Department of Medicine (Divisions of Department of Medicine (Division of Gastroenterology and Hepatology), Medical University of South Carolina, Charleston, SC, USA. romagnuo@musc.edu
Intermittent 5- to 7-day batches of consecutive emergency patients presenting with non-variceal upper gastrointestinal bleeding as their primary problem. The durations of the background and intervention periods were 3 months (beginning 9 June 2003) and 4 weeks (beginning 8 September 2003), respectively.
The gastrointestinal bleeding Quality Improvement and Health Information multidisciplinary team (quality improvement personnel; emergency physicians, hospitalists, gastroenterologists, in-patient and endoscopy nurses) developed a one-page checklist, outlining detailed recommendations (3-Ds-diet, drugs, discharge plan) to append to the procedure report.
Difference in median length of hospital stay was the primary endpoint.
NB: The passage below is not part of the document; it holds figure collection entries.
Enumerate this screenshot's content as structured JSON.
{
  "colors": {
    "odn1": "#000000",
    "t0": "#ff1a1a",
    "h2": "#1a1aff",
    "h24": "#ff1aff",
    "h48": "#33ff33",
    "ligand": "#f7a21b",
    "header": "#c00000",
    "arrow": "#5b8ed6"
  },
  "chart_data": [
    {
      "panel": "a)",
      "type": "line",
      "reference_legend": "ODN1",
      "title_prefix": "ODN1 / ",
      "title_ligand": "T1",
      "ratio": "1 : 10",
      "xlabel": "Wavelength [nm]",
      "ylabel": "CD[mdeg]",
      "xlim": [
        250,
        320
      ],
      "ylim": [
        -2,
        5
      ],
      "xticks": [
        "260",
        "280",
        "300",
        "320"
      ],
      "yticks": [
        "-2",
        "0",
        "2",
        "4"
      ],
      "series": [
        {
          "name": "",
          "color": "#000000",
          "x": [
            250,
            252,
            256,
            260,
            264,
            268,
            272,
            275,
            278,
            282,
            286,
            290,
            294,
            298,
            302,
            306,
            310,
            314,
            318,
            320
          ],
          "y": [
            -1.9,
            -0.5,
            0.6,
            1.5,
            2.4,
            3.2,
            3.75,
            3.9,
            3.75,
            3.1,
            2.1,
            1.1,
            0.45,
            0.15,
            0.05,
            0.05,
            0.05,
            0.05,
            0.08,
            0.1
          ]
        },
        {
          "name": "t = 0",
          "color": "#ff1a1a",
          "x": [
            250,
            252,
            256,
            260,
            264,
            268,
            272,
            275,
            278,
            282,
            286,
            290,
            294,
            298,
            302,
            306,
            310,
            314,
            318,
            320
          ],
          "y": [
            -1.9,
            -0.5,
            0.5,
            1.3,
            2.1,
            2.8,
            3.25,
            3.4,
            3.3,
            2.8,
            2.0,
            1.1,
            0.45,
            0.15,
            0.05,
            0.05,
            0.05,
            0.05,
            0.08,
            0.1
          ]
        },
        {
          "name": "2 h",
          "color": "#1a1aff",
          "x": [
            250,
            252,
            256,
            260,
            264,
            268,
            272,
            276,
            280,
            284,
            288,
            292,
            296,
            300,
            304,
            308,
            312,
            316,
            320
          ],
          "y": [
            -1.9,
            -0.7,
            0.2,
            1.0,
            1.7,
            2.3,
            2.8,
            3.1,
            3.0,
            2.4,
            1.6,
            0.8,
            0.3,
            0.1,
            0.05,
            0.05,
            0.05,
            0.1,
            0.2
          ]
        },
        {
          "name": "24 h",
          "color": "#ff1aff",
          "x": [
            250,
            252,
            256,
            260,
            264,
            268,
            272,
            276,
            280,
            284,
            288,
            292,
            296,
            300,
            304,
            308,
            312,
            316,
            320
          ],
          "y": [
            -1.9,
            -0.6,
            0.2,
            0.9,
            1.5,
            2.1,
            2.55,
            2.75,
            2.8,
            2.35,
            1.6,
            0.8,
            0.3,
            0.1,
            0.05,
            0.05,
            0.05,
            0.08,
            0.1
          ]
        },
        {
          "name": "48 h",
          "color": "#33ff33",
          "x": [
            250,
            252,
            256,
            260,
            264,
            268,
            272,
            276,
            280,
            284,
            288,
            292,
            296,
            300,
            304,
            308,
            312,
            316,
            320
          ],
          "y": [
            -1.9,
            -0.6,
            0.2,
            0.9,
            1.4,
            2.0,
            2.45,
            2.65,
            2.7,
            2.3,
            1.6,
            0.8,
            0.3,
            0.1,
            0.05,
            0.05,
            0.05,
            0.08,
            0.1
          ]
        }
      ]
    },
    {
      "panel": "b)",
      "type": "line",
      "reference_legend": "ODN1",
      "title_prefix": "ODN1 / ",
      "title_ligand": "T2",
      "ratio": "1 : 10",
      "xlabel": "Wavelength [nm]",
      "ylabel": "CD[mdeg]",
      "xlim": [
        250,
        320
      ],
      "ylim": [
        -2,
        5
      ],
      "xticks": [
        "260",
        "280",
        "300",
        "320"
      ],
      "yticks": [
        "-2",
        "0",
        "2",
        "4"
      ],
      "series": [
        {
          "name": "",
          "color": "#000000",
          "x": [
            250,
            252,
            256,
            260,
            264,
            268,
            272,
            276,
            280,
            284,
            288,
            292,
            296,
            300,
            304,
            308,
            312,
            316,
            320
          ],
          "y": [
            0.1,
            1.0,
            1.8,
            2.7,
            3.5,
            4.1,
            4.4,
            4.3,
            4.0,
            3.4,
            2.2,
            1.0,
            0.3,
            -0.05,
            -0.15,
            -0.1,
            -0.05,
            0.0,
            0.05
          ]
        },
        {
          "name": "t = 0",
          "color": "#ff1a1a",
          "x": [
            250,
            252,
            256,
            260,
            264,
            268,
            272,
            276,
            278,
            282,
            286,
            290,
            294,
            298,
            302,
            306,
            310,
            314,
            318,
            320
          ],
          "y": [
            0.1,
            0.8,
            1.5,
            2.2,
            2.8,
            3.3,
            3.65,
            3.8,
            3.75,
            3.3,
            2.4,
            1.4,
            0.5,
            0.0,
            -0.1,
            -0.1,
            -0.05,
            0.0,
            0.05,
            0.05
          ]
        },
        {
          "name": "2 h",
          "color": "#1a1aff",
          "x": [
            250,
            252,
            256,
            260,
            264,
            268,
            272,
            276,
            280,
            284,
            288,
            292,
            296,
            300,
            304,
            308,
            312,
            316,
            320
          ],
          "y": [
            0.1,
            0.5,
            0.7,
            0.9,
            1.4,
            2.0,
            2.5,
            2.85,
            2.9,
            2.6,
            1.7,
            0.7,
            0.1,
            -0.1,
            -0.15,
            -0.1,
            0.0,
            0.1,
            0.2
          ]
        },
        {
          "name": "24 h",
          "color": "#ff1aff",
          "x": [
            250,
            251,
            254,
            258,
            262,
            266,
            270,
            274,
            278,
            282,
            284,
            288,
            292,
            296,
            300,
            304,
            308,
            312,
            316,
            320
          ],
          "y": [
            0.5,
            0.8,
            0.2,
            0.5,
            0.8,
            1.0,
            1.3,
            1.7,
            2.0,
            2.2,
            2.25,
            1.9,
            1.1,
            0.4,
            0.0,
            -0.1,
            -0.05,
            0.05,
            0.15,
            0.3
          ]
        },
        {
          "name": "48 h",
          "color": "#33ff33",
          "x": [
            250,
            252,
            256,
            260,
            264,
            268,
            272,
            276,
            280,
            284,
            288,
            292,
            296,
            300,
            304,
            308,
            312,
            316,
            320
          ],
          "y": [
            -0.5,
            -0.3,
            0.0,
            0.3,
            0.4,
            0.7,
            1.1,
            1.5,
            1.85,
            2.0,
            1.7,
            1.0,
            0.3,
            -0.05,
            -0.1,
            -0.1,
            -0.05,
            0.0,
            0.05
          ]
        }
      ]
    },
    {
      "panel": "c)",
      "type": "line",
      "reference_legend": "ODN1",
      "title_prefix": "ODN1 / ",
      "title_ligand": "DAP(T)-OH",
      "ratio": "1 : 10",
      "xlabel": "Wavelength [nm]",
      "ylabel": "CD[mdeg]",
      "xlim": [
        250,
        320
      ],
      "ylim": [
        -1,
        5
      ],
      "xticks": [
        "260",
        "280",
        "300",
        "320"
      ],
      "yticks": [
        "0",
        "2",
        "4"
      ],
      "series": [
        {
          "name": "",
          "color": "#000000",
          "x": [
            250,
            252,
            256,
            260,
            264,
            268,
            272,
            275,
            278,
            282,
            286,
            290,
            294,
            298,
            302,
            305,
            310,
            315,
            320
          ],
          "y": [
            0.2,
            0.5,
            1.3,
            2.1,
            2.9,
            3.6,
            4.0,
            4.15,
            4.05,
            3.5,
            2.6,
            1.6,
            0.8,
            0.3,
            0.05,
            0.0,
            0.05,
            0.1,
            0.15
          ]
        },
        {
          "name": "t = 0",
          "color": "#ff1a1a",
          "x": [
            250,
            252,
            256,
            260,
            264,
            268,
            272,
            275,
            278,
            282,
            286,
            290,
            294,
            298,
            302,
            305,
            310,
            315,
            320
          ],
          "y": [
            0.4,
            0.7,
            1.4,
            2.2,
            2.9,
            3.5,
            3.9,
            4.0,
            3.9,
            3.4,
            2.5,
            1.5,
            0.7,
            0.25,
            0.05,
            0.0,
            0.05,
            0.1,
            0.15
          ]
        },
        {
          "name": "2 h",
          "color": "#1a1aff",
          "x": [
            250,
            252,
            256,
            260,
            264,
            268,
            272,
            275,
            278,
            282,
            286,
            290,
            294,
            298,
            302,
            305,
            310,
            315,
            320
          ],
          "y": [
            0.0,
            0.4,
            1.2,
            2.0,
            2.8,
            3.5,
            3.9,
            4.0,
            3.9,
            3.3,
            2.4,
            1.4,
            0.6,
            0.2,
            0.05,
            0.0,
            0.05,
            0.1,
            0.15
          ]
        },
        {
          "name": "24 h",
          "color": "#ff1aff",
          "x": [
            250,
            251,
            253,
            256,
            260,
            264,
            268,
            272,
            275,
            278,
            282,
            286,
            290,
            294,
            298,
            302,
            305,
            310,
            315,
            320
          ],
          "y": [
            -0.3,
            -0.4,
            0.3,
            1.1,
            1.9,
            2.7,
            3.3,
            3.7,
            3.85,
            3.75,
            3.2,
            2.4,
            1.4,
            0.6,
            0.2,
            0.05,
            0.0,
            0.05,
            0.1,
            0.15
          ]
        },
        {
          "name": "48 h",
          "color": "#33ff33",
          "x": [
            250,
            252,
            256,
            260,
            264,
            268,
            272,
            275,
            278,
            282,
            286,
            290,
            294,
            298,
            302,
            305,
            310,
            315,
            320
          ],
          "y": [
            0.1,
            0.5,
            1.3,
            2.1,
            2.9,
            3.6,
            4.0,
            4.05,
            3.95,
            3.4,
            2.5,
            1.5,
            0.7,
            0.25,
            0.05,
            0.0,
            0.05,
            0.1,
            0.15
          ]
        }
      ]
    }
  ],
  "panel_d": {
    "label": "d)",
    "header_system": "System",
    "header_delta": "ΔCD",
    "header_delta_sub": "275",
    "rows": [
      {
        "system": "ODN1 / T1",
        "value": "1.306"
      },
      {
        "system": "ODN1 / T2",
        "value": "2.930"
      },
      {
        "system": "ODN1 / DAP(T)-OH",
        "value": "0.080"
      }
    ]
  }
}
As balance measures, demographics, bleeding severity, comorbidities, readmission rates, and various benchmark times were recorded prospectively.
Thirty-nine patients met the criteria in the background period (4 months, intermittently sampled), and 22 in the intervention period (4 weeks, continuously sampled). There were no significant baseline differences. Median in-patient stay was 7.0 (95% interquartile range 2-24) versus 3.5 (95% interquartile range 1-12) days for the background and intervention periods, respectively (P = 0.003). This remained significant when outliers (stay > 10 days) were removed (P = 0.02).
A checklist, with very specific recommendations to the admitting service, significantly reduced hospital stay for non-variceal gastrointestinal bleeding.